As traders returned from an extended Christmas break with only a few days left in the year, global markets continued their "Santa Rally" during the final trading days of 2023. The surge in markets since mid-December followed major central bank pauses in monetary tightening, with the Federal Reserve hinting at potential rate cuts in 2024, which bolstered investor sentiment.
The past week was relatively quiet for markets, with limited economic data available for investors to digest. The S&P 500 maintained its position near its all-time high.

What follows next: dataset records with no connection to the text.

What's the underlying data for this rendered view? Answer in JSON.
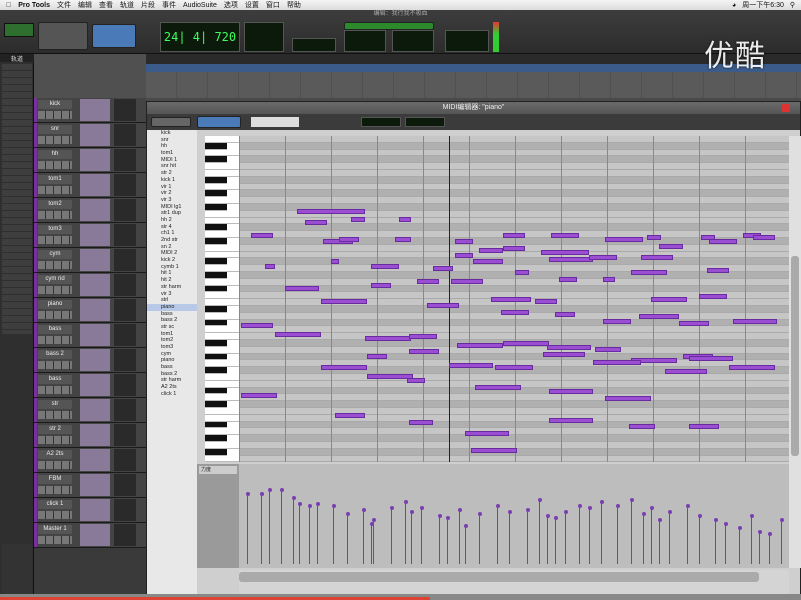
{
  "menubar": {
    "app": "Pro Tools",
    "items": [
      "文件",
      "编辑",
      "查看",
      "轨道",
      "片段",
      "事件",
      "AudioSuite",
      "选项",
      "设置",
      "窗口",
      "帮助"
    ],
    "clock": "周一下午6:30"
  },
  "toolbar": {
    "counter": "24| 4| 720",
    "window_title": "编辑：我行我不吸血"
  },
  "tracks": [
    {
      "name": "kick"
    },
    {
      "name": "snr"
    },
    {
      "name": "hh"
    },
    {
      "name": "tom1"
    },
    {
      "name": "tom2"
    },
    {
      "name": "tom3"
    },
    {
      "name": "cym"
    },
    {
      "name": "cym rid"
    },
    {
      "name": "piano"
    },
    {
      "name": "bass"
    },
    {
      "name": "bass 2"
    },
    {
      "name": "bass"
    },
    {
      "name": "str"
    },
    {
      "name": "str 2"
    },
    {
      "name": "A2 2ts"
    },
    {
      "name": "FBM"
    },
    {
      "name": "click 1"
    },
    {
      "name": "Master 1"
    }
  ],
  "midi": {
    "title": "MIDI编辑器: \"piano\"",
    "track_list": [
      "kick",
      "snr",
      "hh",
      "tom1",
      "MIDI 1",
      "snr hit",
      "str 2",
      "kick 1",
      "vir 1",
      "vir 2",
      "vir 3",
      "MIDI lg1",
      "str1 dup",
      "hh 2",
      "str 4",
      "ch1 1",
      "2nd str",
      "sn 2",
      "MIDI 2",
      "kick 2",
      "cymb 1",
      "hit 1",
      "hit 2",
      "str harm",
      "vir 3",
      "strl",
      "piano",
      "bass",
      "bass 2",
      "str sc",
      "tom1",
      "tom2",
      "tom3",
      "cym",
      "piano",
      "bass",
      "bass 2",
      "str harm",
      "A2 2ts",
      "click 1"
    ],
    "selected_track": "piano"
  },
  "watermark": "优酷",
  "colors": {
    "note": "#9a4fd2",
    "track_stripe": "#7a2fa0",
    "lcd": "#3cff5a"
  }
}
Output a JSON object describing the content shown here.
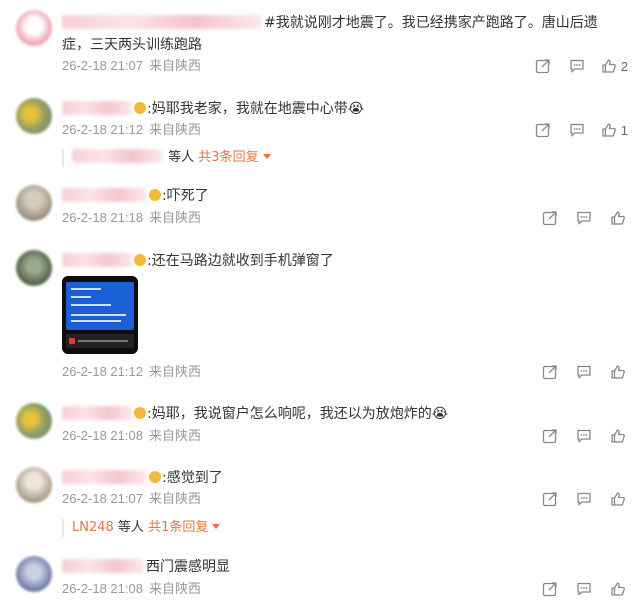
{
  "comments": [
    {
      "text": "#我就说刚才地震了。我已经携家产跑路了。唐山后遗症，三天两头训练跑路",
      "date": "26-2-18 21:07",
      "source": "来自陕西",
      "likes": "2"
    },
    {
      "text": ":妈耶我老家，我就在地震中心带😭",
      "date": "26-2-18 21:12",
      "source": "来自陕西",
      "likes": "1",
      "replies": {
        "suffix": "等人",
        "link": "共3条回复"
      }
    },
    {
      "text": ":吓死了",
      "date": "26-2-18 21:18",
      "source": "来自陕西"
    },
    {
      "text": ":还在马路边就收到手机弹窗了",
      "date": "26-2-18 21:12",
      "source": "来自陕西"
    },
    {
      "text": ":妈耶，我说窗户怎么响呢，我还以为放炮炸的😭",
      "date": "26-2-18 21:08",
      "source": "来自陕西"
    },
    {
      "text": ":感觉到了",
      "date": "26-2-18 21:07",
      "source": "来自陕西",
      "replies": {
        "user": "LN248",
        "suffix": "等人",
        "link": "共1条回复"
      }
    },
    {
      "text": "西门震感明显",
      "date": "26-2-18 21:08",
      "source": "来自陕西"
    }
  ],
  "colors": {
    "meta": "#999999",
    "reply_link": "#eb7340",
    "reply_user": "#eb7340"
  }
}
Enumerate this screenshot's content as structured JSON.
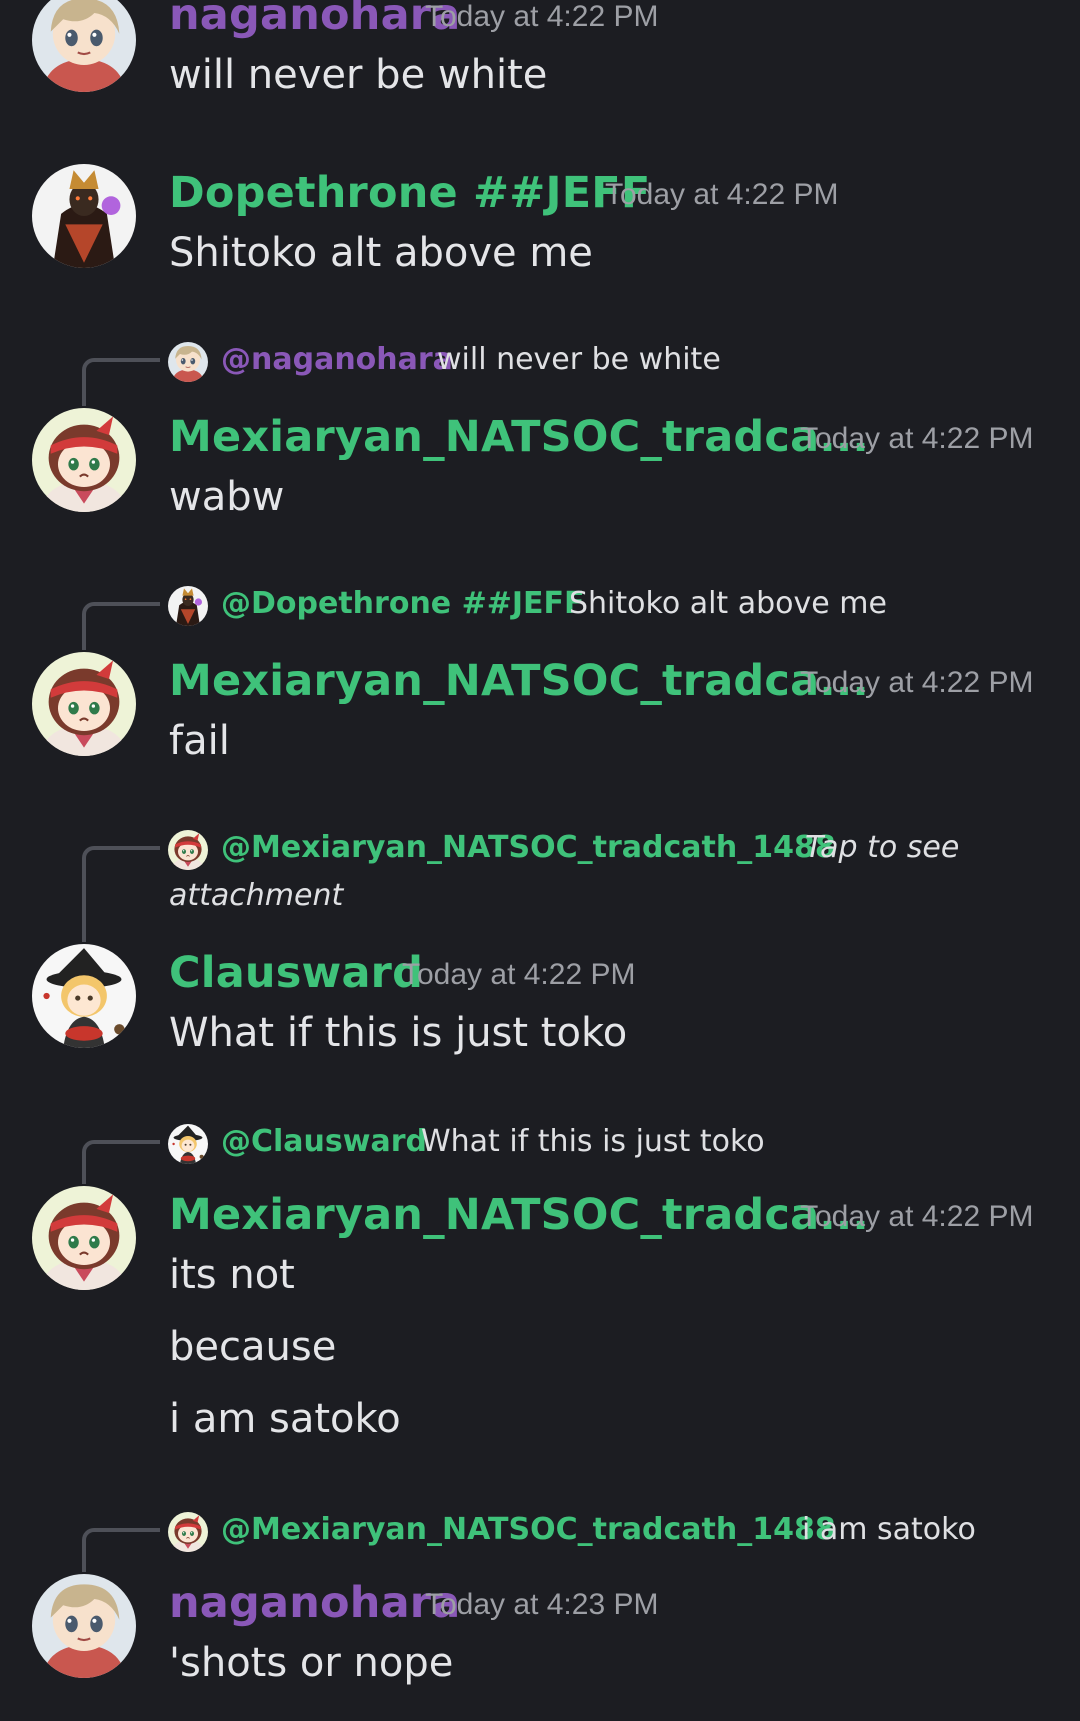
{
  "colors": {
    "background": "#1c1d22",
    "username_purple": "#8a58b8",
    "username_green": "#3fc27a",
    "timestamp": "#9d9fa5",
    "message_text": "#e4e5e8"
  },
  "messages": [
    {
      "author": "naganohara",
      "timestamp": "Today at 4:22 PM",
      "lines": [
        "will never be white"
      ],
      "avatar": "naganohara-avatar"
    },
    {
      "author": "Dopethrone ##JEFF",
      "timestamp": "Today at 4:22 PM",
      "lines": [
        "Shitoko alt above me"
      ],
      "avatar": "dopethrone-avatar"
    },
    {
      "reply": {
        "mention": "@naganohara",
        "text": "will never be white"
      },
      "author": "Mexiaryan_NATSOC_tradca...",
      "timestamp": "Today at 4:22 PM",
      "lines": [
        "wabw"
      ],
      "avatar": "mexiaryan-avatar"
    },
    {
      "reply": {
        "mention": "@Dopethrone ##JEFF",
        "text": "Shitoko alt above me"
      },
      "author": "Mexiaryan_NATSOC_tradca...",
      "timestamp": "Today at 4:22 PM",
      "lines": [
        "fail"
      ],
      "avatar": "mexiaryan-avatar"
    },
    {
      "reply": {
        "mention": "@Mexiaryan_NATSOC_tradcath_1488",
        "text_line1": "Tap to see",
        "text_line2": "attachment"
      },
      "author": "Clausward",
      "timestamp": "Today at 4:22 PM",
      "lines": [
        "What if this is just toko"
      ],
      "avatar": "clausward-avatar"
    },
    {
      "reply": {
        "mention": "@Clausward",
        "text": "What if this is just toko"
      },
      "author": "Mexiaryan_NATSOC_tradca...",
      "timestamp": "Today at 4:22 PM",
      "lines": [
        "its not",
        "because",
        "i am satoko"
      ],
      "avatar": "mexiaryan-avatar"
    },
    {
      "reply": {
        "mention": "@Mexiaryan_NATSOC_tradcath_1488",
        "text": "i am satoko"
      },
      "author": "naganohara",
      "timestamp": "Today at 4:23 PM",
      "lines": [
        "'shots or nope"
      ],
      "avatar": "naganohara-avatar"
    }
  ]
}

Initial jobless claims increased by 12,000 to 218,000, surpassing consensus expectations of 210,000. Despite the rise, first-time applications for unemployment benefits remained close to historical lows, indicating that companies are reluctant to reduce headcounts amid steady demand. Treasury yields continued to decline, reflecting hopes that inflation has cooled sufficiently for the Federal Reserve to consider rate cuts.
In Japan, stock markets closed higher, driven by expectations of the Bank of Japan (BoJ) maintaining its ultra-low interest rate policy. Although the BoJ considered exiting its stimulus program, board members emphasized a lack of urgency for a shift and emphasized flexibility in waiting for wage data. Governor Kazuo Ueda hinted at potential policy adjustments but stressed the importance of wage negotiations and achieving the 2% inflation target.
Chinese stocks saw a notable increase following the government's announcement of new approvals for online games and assurances regarding potential restrictions in the gaming sector. China's November industrial profits showed double-digit gains, signaling an improvement in manufacturing despite soft demand affecting business growth expectations. Although the 29.5% profit increase in November was positive, industrial earnings for the first 11 months of 2023 showed a year-on-year contraction of 4.4%, an improvement from October's 7.8% decline. Hong Kong's Hang Seng Index had a positive week, rising by 4.3%, driven by significant buying in technology and property shares.
Looking ahead, next week's data includes PMI figures from China, the U.S., the UK, and Ireland. Toward the end of the week, Eurozone inflation data, including Irish inflation figures, and U.S. labor market data, including non-farm payrolls, participation rate, and unemployment rate, are anticipated. Investors will be closely scrutinizing the Federal Reserve minutes from their last policy meeting in December on Wednesday for further insights into the future path of monetary policy.